G.R. – E sobre suas obras e
projetos futuros? Fale-nos mais sobre eles.
F.K. - Escrevo livros de
poemas também. Já publiquei uns 11. E faço letras de música, tenho composições
gravadas em parceria com músicos de Curitiba, tais como Carlos Machado,
Alexandre França, Renato Quege e Téo Ruiz. Já montei e traduzi uma antologia
poética do Leonard Cohen: “Atrás das linhas inimigas de meu amor (7 Letras,
2007)”, outro caso de escolha pessoal e afetiva vinculada ao trabalho de
tradução. Mas fundamentalmente me vejo como um escritor de versos... Publiquei
2 livros este ano que acho que “traem e traduzem” bem o Fernando autor. Um se
chama “Retrato do artista quando Primavera (7 Letras, 2014)” e o outro “Retrato
do amor quando verão, outono e inverno (7 Letras, 2014)”. E é isso. Como já
disseram: para um sonho, uma vida é pouca... Mas a gente insiste no sonho. E de
saideira, um poema meu do “Retrato do artista quando Primavera”:
Canção de amor e ódio
onde você estava que ainda
não notou que em Curitiba
suicida que é suicida ama a
vida
só não vê sua paixão
correspondida
onde você estava que ainda
não notou que nós passamos a
vida
sonhando em se mudar desse
lugar
mas quando chega a hora da
partida
ah, a gente ainda hesita
demais
às vezes diz que vai mas não
vai
até que um corvo suspira:
nunca mais
e a gente vai pra São José
dos Pinhais
mas se o sol hesita, a gente
aflita
dessa cidade só pensa em se
matar
de vinho, vodka, solidão,
neurose
tomo nas veias uma overdose
de inverno
e sonho em ser eterno uma vez
mais
e sonho em ser eterno uma vez
mais
e sonho em ser eterno uma vez
mais
e sonho em ser eterno uma vez
mais
antes que mais uma vez eu
repita
Curitiba, um novo toc agora
tanto faz
mas dá um tempo nessa
obsessão
de fazer eu te levar nas
costas, no coração
não espero que você um dia
coincida
com minha dor, só quero que
você
deixe de ser nos versos
convencida
eu sonho em ser eterno só uma
vez na vida
Fernando Koproski nasceu
em Curitiba, em 22 de janeiro de 1973. Publicou os livros de poemas: Manual
de ver nuvens(1999); O livro de sonhos (1999); Tudo que não sei
sobre o amor(2003), incluindo CD que apresenta leitura de poemas na voz do
autor acompanhado pela guitarra flamenca de Luciano Romanelli;Como tornar-se
azul em Curitiba (2004); Pétalas, pálpebras e pressas, livro
selecionado para publicação pela Secretaria de Estado da Cultura do Paraná
(2004); Nunca seremos tão felizes como agora (7 Letras, 2009), Retrato
do artista quando Primavera (7 Letras, 2014) e Retrato do amor
quando verão, outono e inverno (7 Letras, 2014).
Participou das
antologias Passagens – antologia de poetas contemporâneos do Paraná (Imprensa
oficial do Paraná, 2002) eMoradas de Orfeu (Letras contemporâneas, 2011).
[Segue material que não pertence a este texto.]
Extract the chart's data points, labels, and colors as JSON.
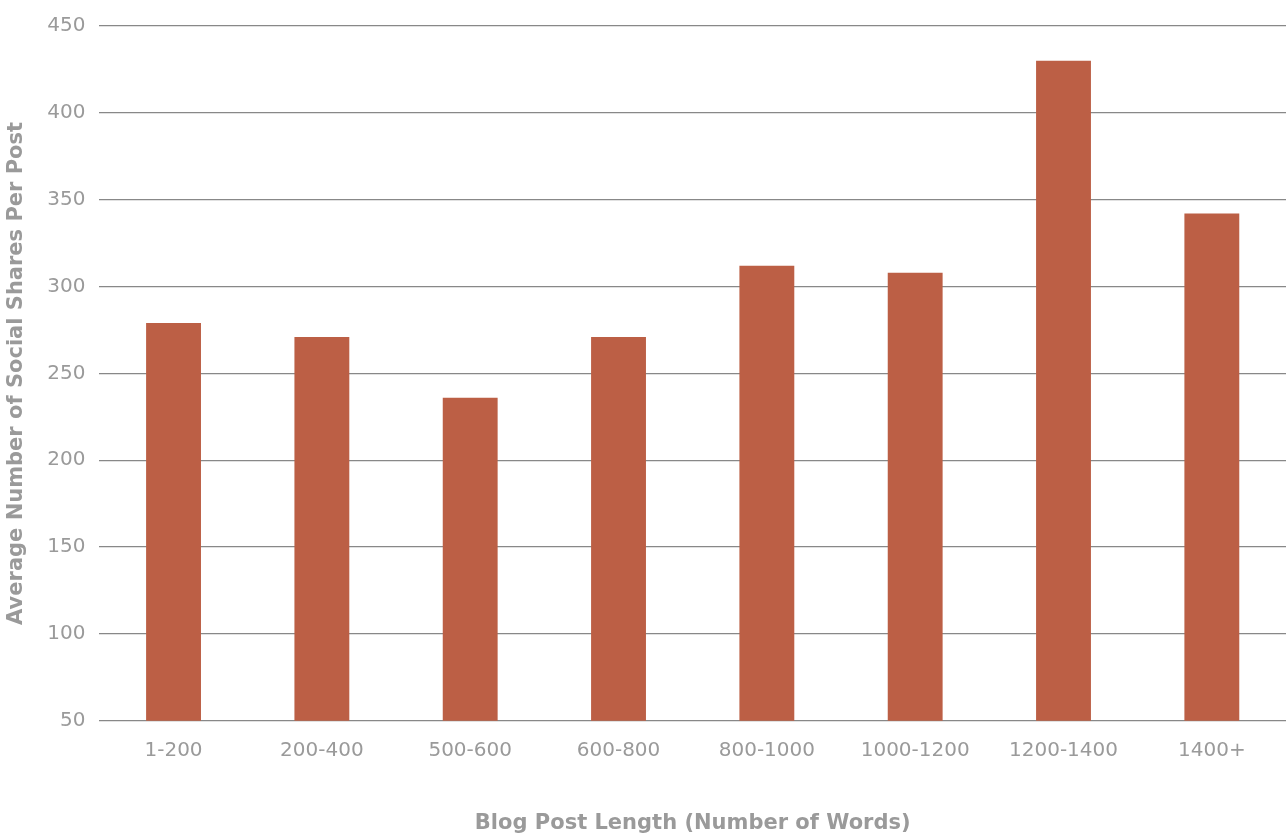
{
  "chart_data": {
    "type": "bar",
    "xlabel": "Blog Post Length (Number of Words)",
    "ylabel": "Average Number of Social Shares Per Post",
    "categories": [
      "1-200",
      "200-400",
      "500-600",
      "600-800",
      "800-1000",
      "1000-1200",
      "1200-1400",
      "1400+"
    ],
    "values": [
      279,
      271,
      236,
      271,
      312,
      308,
      430,
      342
    ],
    "color": "#bc5f45",
    "ylim": [
      50,
      450
    ],
    "yticks": [
      50,
      100,
      150,
      200,
      250,
      300,
      350,
      400,
      450
    ],
    "grid": "y",
    "legend": false
  }
}
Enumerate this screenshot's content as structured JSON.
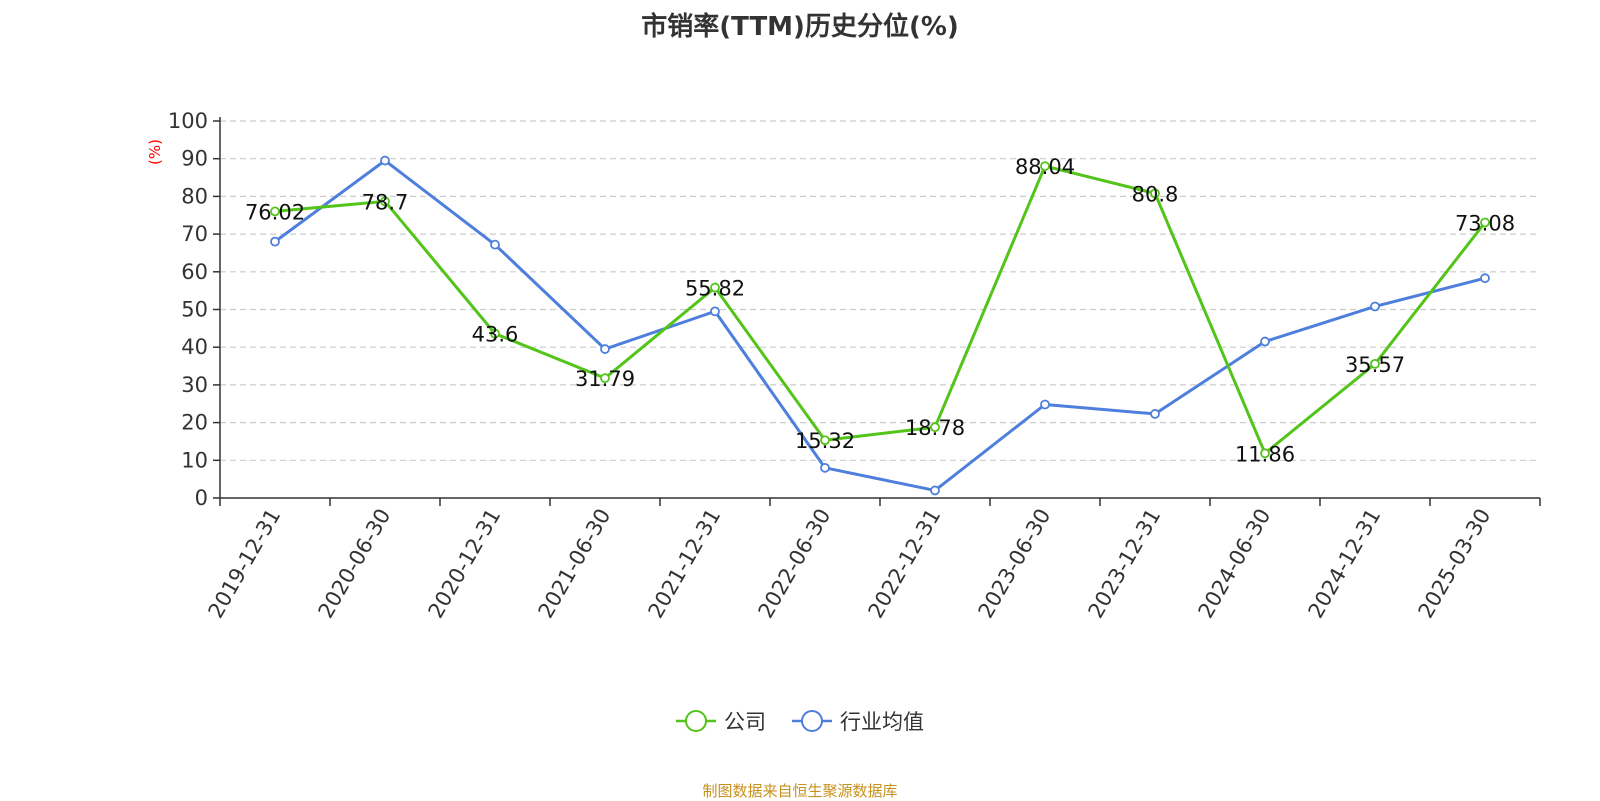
{
  "chart_data": {
    "type": "line",
    "title": "市销率(TTM)历史分位(%)",
    "ylabel": "(%)",
    "xlabel": "",
    "ylim": [
      0,
      100
    ],
    "yticks": [
      0,
      10,
      20,
      30,
      40,
      50,
      60,
      70,
      80,
      90,
      100
    ],
    "grid": true,
    "legend_position": "bottom-center",
    "categories": [
      "2019-12-31",
      "2020-06-30",
      "2020-12-31",
      "2021-06-30",
      "2021-12-31",
      "2022-06-30",
      "2022-12-31",
      "2023-06-30",
      "2023-12-31",
      "2024-06-30",
      "2024-12-31",
      "2025-03-30"
    ],
    "series": [
      {
        "name": "公司",
        "color": "#52c41a",
        "values": [
          76.02,
          78.7,
          43.6,
          31.79,
          55.82,
          15.32,
          18.78,
          88.04,
          80.8,
          11.86,
          35.57,
          73.08
        ],
        "labels": [
          "76.02",
          "78.7",
          "43.6",
          "31.79",
          "55.82",
          "15.32",
          "18.78",
          "88.04",
          "80.8",
          "11.86",
          "35.57",
          "73.08"
        ]
      },
      {
        "name": "行业均值",
        "color": "#4f7fdc",
        "values": [
          68,
          89.5,
          67.2,
          39.5,
          49.5,
          8,
          2,
          24.8,
          22.3,
          41.5,
          50.8,
          58.3
        ]
      }
    ]
  },
  "source_note": "制图数据来自恒生聚源数据库",
  "colors": {
    "axis": "#333333",
    "grid": "#cccccc",
    "ylabel": "#ff0000",
    "source": "#c8901c"
  }
}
Como tradutor, selecionou,
organizou e traduziu as Antologias Poéticas de Charles Bukowski Essa
loucura roubada que não desejo a ninguém a não ser a mim mesmo amém (7
Letras, 2005) e Amor é tudo que nós dissemos que não era (7
Letras, 2012), bem como a Antologia Poética de Leonard Cohen Atrás
das linhas inimigas de meu amor (7 Letras, 2007).
Lançou o CD Poesia em
Desuso, registro ao vivo do recital que fez com o músico e compositor Alexandre
França, apresentando poemas autorais, traduções e sua parceria musical, em
2005.
Como letrista, tem
composições gravadas por: Beijo AA Força no CD Companhia de Energia
Elétrica Beijo AA Força (2003); Alexandre França no CD A solidão não
mata, dá a ideia (2006); Casca de Nós no CD Tudo tem recheio (2006);
e Carlos Machado nos CDs Tendéu (2008), Samba portátil (2011), Longe (2012),Los
amores de paso (2013) e no DVD Longe e outras canções(2013).
Graduado em Letras Inglês
pela UFPR, fez mestrado em literatura de língua inglesa na mesma instituição,
com a dissertaçãoFlores das Flores para Hitler sobre a obra poética de
Leonard Cohen, em 2007.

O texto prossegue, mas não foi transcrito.